Enable the Unix line mode. In this mode, the., ^, and $ actions only recognize the row Terminator "\ n. In Unix line mode, you can use an embedded flag expression (? D.

Matcher class

Method Abstract:

IntEnd()

Returns the Offset after the last matched character.

IntEnd(Intgroup)

Returns the Offset after the last character of the subsequence captured by the given group during the previous matching operation.

BooleanFind()

Try to find the next subsequence of the input sequence that matches the pattern.

BooleanFind(Intstart)

Reset this check box, and then try to find the next sub-sequence of the input sequence that matches the mode and starts from the specified index.

StringGroup()

Returns the input subsequence matched by the previous matching operation.

StringGroup(Intgroup)

Returns the input subsequence captured by the given group during the previous matching operation.

IntGroupCount()

Returns the number of capture groups in this matching mode.

BooleanMatches()

Try to match the entire region with the pattern.

PatternPattern()

Returns the Pattern Interpreted by this vertex.

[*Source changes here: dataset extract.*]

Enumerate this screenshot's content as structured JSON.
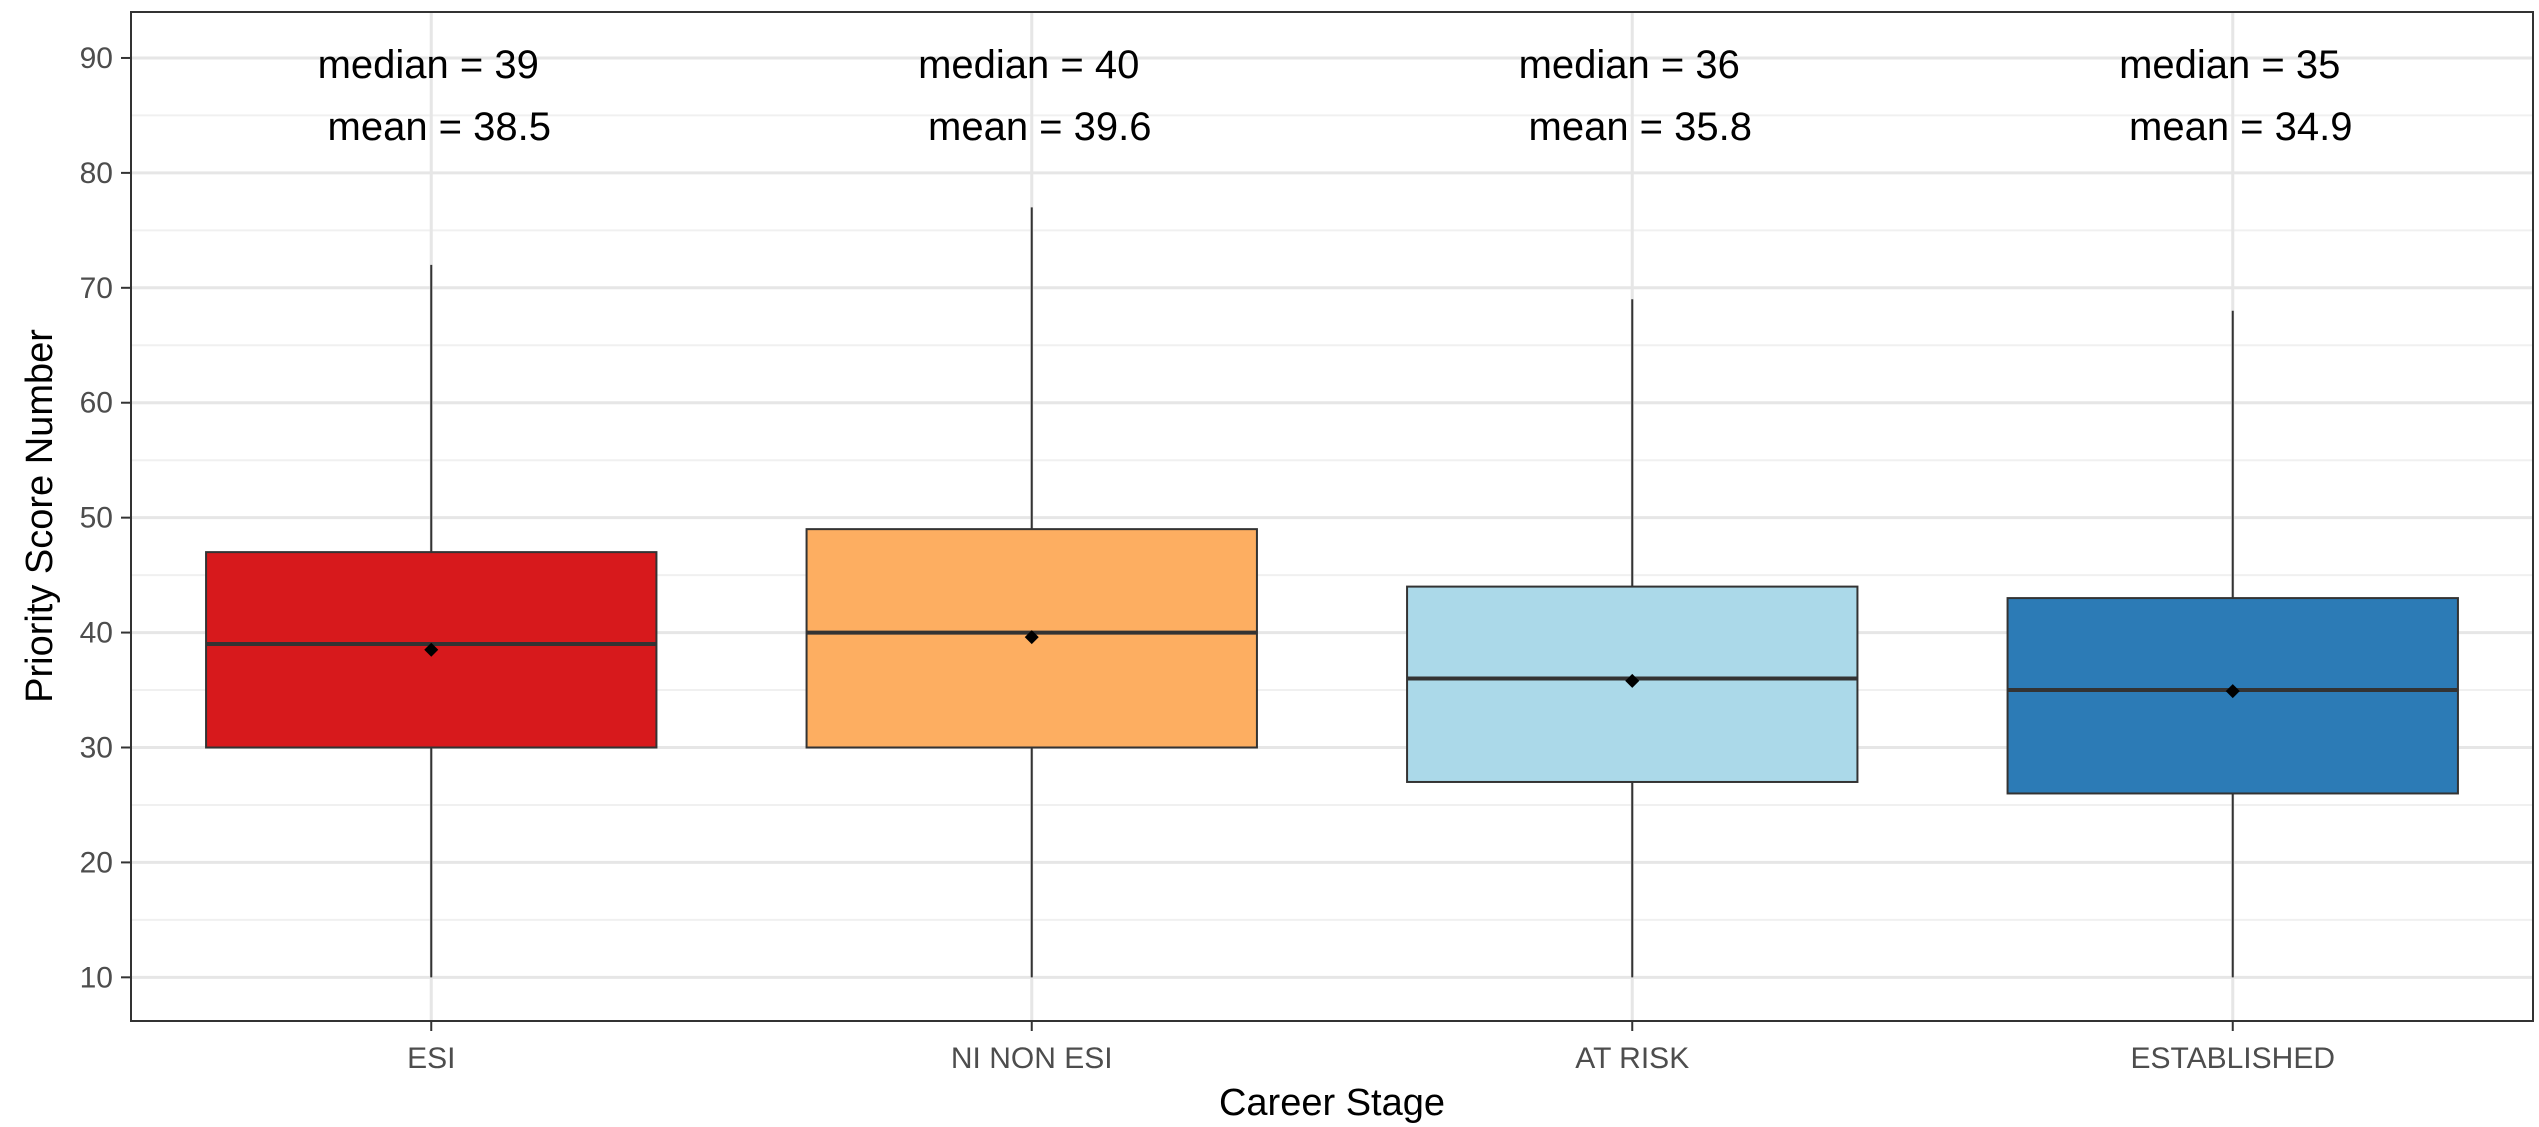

StringReplaceAll(Stringreplacement)

The replacement mode matches each sub-sequence of the input sequence of the given replacement string.

StringReplaceFirst(Stringreplacement)

The replacement mode is the first sub-sequence of the input sequence that matches the given replacement string.

MatcherReset()

Reset the check box.

MatcherReset(CharSequenceinput)

Reset the matching with the new input sequence.

IntStart()

Returns the original matched initial index.

IntStart(Intgroup)

Returns the initial index of the subsequence captured by the given group during the previous matching operation.

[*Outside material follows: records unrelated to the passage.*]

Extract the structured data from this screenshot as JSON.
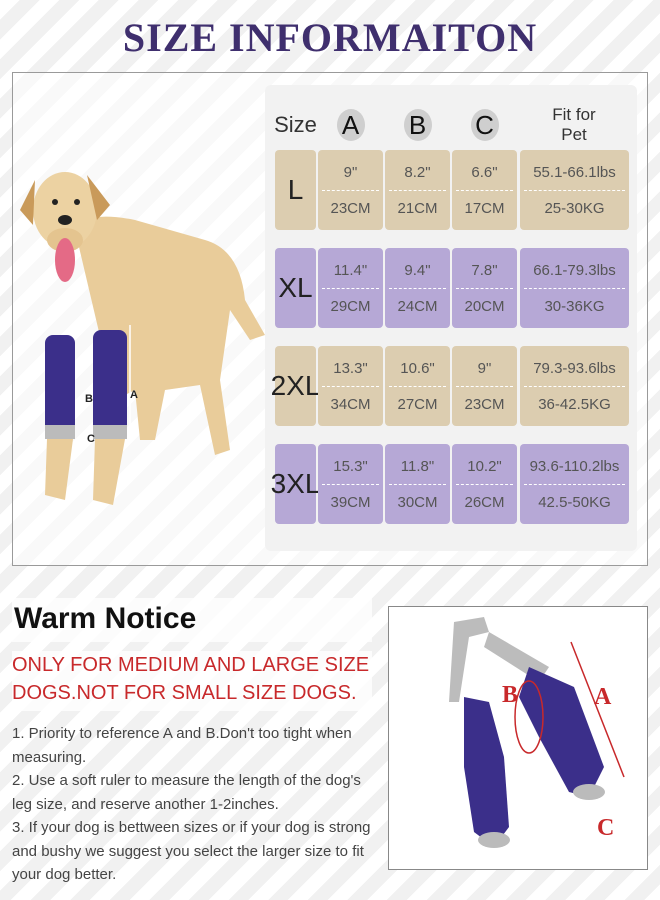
{
  "title": "SIZE INFORMAITON",
  "table": {
    "headers": {
      "size": "Size",
      "a": "A",
      "b": "B",
      "c": "C",
      "fit": "Fit for Pet"
    },
    "rows": [
      {
        "size": "L",
        "a_in": "9\"",
        "a_cm": "23CM",
        "b_in": "8.2\"",
        "b_cm": "21CM",
        "c_in": "6.6\"",
        "c_cm": "17CM",
        "lbs": "55.1-66.1lbs",
        "kg": "25-30KG"
      },
      {
        "size": "XL",
        "a_in": "11.4\"",
        "a_cm": "29CM",
        "b_in": "9.4\"",
        "b_cm": "24CM",
        "c_in": "7.8\"",
        "c_cm": "20CM",
        "lbs": "66.1-79.3lbs",
        "kg": "30-36KG"
      },
      {
        "size": "2XL",
        "a_in": "13.3\"",
        "a_cm": "34CM",
        "b_in": "10.6\"",
        "b_cm": "27CM",
        "c_in": "9\"",
        "c_cm": "23CM",
        "lbs": "79.3-93.6lbs",
        "kg": "36-42.5KG"
      },
      {
        "size": "3XL",
        "a_in": "15.3\"",
        "a_cm": "39CM",
        "b_in": "11.8\"",
        "b_cm": "30CM",
        "c_in": "10.2\"",
        "c_cm": "26CM",
        "lbs": "93.6-110.2lbs",
        "kg": "42.5-50KG"
      }
    ]
  },
  "dog_labels": {
    "a": "A",
    "b": "B",
    "c": "C"
  },
  "notice": {
    "heading": "Warm Notice",
    "warning": "ONLY FOR MEDIUM AND LARGE SIZE DOGS.NOT FOR SMALL SIZE DOGS.",
    "items": [
      "1. Priority to reference A and B.Don't too tight when measuring.",
      "2. Use a soft ruler to measure the length of the dog's leg size, and reserve another 1-2inches.",
      "3. If your dog is bettween sizes or if your dog is strong and bushy we suggest you select the larger size to fit your dog better."
    ]
  },
  "product_labels": {
    "a": "A",
    "b": "B",
    "c": "C"
  },
  "colors": {
    "title": "#3f2f6e",
    "tan": "#dccdb0",
    "purple": "#b6a8d6",
    "warning": "#c8292b",
    "sleeve": "#3b2f8a"
  }
}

MatchResultToMatchResult()

Returns the matching status of this MatchResult.

MatcherUsePattern(PatternnewPattern)

Change this Matcher to find the Pattern of the match.

Instance

String regex = "(A +) (B (C)"; String input = "ABC-AABC-AAAAABCD"; Pattern pattern = Pattern. compile (regex); Matcher matcher = pattern. matcher (input); int groupCount = matcher. groupCount (); // regex is divided into four groups by parentheses, according to the appearance position of the parentheses, respectively: (A +) (B (C), (A +), (B (C), (C) // match, or search by A + BC, but after each successful match, the searched string is divided into four sub-strings according to the above four rules and stored as while (matcher. find () {System. out. print ("matching result:"); for (inti = 0; I <groupCount; I ++) {System. out. print ("group" + I + ":" + matcher. group (I) + "\ t");} System. out. println ();}

Output:

Matching result: group0: ABC group1: ABC group2: A group3: BC

Matching result: group0: AABC group1: AABC group2: AA group3: BC

Matching result: group0: AAAAABC group1: AAAAABC group2: AAAAA group3: BC


Contact Us

The content source of this page is from Internet, which doesn't represent Alibaba Cloud's opinion; products and services mentioned on that page don't have any relationship with Alibaba Cloud. If the content of the page makes you feel confusing, please write us an email, we will handle the problem within 5 days after receiving your email.

If you find any instances of plagiarism from the community, please send an email to: info-contact@alibabacloud.com and provide relevant evidence. A staff member will contact you within 5 working days.

A Free Trial That Lets You Build Big!

Start building with 50+ products and up to 12 months usage for Elastic Compute Service

  • Sales Support

    1 on 1 presale consultation

  • After-Sales Support

    24/7 Technical Support 6 Free Tickets per Quarter Faster Response

  • Alibaba Cloud offers highly flexible support services tailored to meet your exact needs.